The build also included CNC machined slider pucks that screw into the factory inserts and have one T-Nut each towards the edge of the board to make sure they are bomber. I had my friend over at Plastic Banana in Salt Lake CNC them out of some acetal, also known as Delrin, which has excellent strength and low temp properties, even though it is a bit heavier than the Voile pucks. They are so much stiffer in ride mode, and there is no more threat of breaking the deck at the bindings which is very comforting when dropping cliffs and the like.
Sorry for the bad pic, I'll try and take some better ones some time when it stops snowing.
For bindings I had some 2009 Ride Omega UL's that I got from a ride rep while working at salty peets, a quick re-drill and mounted them to the Voile slider plates for a binding that sits almost as low as Blazes but for free!!
After a few days of skinning and having my skin tails peel up on the third or fourth lap I put some tail clips from G3 on the tails using the Black Diamond STS adjustable tail straps, they aren't quite perfect, but they do the job quite well.
All in all I'm pretty happy with how the build went, especially for a first time deal. Although my friend and I both agree that the boards are now a bit too soft to be perfect. So next time it's gonna be a factory split for sure, but the experience was great! I'll post more pics of the finished Lotus as soon as I get them from my friend as well.
Nicely done. It really helps with you have good tools to start with.
I currently seal the inside edges with G-Flex epoxy. I use a jig to cut the boards on a table saw. Cut comes out pretty clean though I think the water jet would be the best. With the jig and table saw, the fit and edge is very good. However, the down side to the epoxy is that it then needs to be sanded to match up the two halves. Every time I sand boards down to match I keep wondering if the epoxy edge is worth it. Seems like it is very tricky to get it match up as good as it did when freshly cut. Maybe the urethane is a good way to go although I hear that you need to keep an eye on it as you might need to reapply every year or so.
I'm hoping maybe you can give me some pointers on the placement of the bindings? I have the same board in splitversion (164,5 Voila) and are just about to start drilling a lot of holes to make all the inserts and mounts. (thread here)
Interestingly, I have both the T.Rice 161,5 (not HP) and the Voilà, so it will be interesting to see how differently they will be to handle in pow. (blessed to work at the Norwegian distributor of Lib)
Thanks in advance on your feedback on this!
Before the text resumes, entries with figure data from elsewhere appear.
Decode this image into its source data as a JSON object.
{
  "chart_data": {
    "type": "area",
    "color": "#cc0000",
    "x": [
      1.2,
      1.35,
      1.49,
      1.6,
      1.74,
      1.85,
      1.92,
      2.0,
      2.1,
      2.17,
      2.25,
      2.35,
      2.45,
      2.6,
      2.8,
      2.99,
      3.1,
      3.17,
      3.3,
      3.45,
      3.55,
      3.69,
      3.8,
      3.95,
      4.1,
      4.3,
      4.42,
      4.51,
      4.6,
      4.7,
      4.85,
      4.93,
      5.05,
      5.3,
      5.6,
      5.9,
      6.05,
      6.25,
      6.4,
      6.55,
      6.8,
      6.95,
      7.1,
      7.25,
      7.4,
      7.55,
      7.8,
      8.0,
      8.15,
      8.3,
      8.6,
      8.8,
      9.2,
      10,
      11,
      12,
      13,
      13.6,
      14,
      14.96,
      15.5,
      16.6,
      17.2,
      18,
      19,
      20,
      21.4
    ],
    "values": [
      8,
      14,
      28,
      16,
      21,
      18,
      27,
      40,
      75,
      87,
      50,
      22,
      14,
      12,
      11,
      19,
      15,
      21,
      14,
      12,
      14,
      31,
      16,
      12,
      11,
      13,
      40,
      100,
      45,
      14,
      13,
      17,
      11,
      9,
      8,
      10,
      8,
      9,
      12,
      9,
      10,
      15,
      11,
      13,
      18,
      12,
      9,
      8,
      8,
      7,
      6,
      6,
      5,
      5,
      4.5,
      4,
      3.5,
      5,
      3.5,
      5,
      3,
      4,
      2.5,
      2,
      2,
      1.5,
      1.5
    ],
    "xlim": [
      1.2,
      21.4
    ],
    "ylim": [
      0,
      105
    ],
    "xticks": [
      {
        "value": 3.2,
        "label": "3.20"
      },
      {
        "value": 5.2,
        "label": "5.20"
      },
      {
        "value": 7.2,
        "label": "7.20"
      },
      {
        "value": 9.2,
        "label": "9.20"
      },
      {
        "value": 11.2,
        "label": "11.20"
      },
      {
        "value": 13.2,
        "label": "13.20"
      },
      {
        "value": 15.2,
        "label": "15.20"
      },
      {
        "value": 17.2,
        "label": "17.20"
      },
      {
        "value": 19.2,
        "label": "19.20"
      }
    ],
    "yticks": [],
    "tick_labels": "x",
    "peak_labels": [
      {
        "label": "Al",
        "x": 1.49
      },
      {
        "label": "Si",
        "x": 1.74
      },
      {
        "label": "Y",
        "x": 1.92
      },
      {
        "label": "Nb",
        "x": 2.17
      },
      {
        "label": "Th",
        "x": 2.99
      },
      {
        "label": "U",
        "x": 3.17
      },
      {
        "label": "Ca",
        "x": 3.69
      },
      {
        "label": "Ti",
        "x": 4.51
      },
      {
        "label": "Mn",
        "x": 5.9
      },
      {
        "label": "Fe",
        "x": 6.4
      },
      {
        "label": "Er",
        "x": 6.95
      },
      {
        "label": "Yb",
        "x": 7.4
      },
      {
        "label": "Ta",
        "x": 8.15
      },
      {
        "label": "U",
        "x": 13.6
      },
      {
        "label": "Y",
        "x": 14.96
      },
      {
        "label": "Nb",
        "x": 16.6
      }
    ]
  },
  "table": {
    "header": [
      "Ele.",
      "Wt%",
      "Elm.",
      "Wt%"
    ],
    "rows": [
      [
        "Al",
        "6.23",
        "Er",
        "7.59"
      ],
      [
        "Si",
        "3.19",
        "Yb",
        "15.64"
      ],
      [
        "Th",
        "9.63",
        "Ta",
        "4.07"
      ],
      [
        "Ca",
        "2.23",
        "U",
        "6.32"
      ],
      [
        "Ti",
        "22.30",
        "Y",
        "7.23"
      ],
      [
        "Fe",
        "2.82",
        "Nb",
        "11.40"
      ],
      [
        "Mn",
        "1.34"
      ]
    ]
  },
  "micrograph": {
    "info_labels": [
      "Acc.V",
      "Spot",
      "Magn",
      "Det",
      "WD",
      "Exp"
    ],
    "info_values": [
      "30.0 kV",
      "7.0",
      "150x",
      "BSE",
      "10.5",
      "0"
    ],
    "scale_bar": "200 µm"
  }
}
_________________ Jones Solution carbon 163W - G3 skins & Karakorams Lib-Tech T.Rice 161,5 Burton Nofish 155____________Lib-Tech snowskate 43" (w/50" POW ski) Burton Canyon 168 Norske Opplevelser AS VIMEO/Tallak
Nice job, looks clean. I really like the G3/BD tail clip combo, I think I'll do that on my board. I've noticed with the banana that I always loose the tail when breaking trail. Didn't have that problem with my k2 podium.
How tightly do the voile p-tex discs fit against the base, is there any gap between the factory base and the t-nut that has to be filled with epoxy? I used the snoli t-nuts on my board which had an absolutely perfect fit to the base. What I don't like about them though is that you do remove some more core material vs. a std t-nut with the tapered base. To keep more strength I ended up glopping g-flex into the board and letting soak well into the board while it cured, then went back and chipped out excess with the snoli bit and roughed it all up with sandpaper to give a good surface for the t-nuts to bond to with a light coat of g-flex. Time will tell how it holds up, only had one day on this board so far.
Joined: Sat Mar 12, 2011 8:30 am Posts: 63 Location: Sun Valley, Idaho
The custom pucks are hot... I've been dreaming up a set of custom pucks that would allow me to loan my DIY split to other (regular footed, I'm goofy) people, I want a loaner. Anyone have any experience making a front puck that will go both ways? I want to use as many stock holes as possible but have a 15 degree front foot that can go both regular and goofy.
I think the only way to get a few of my buddies splitting is to loan them a set up.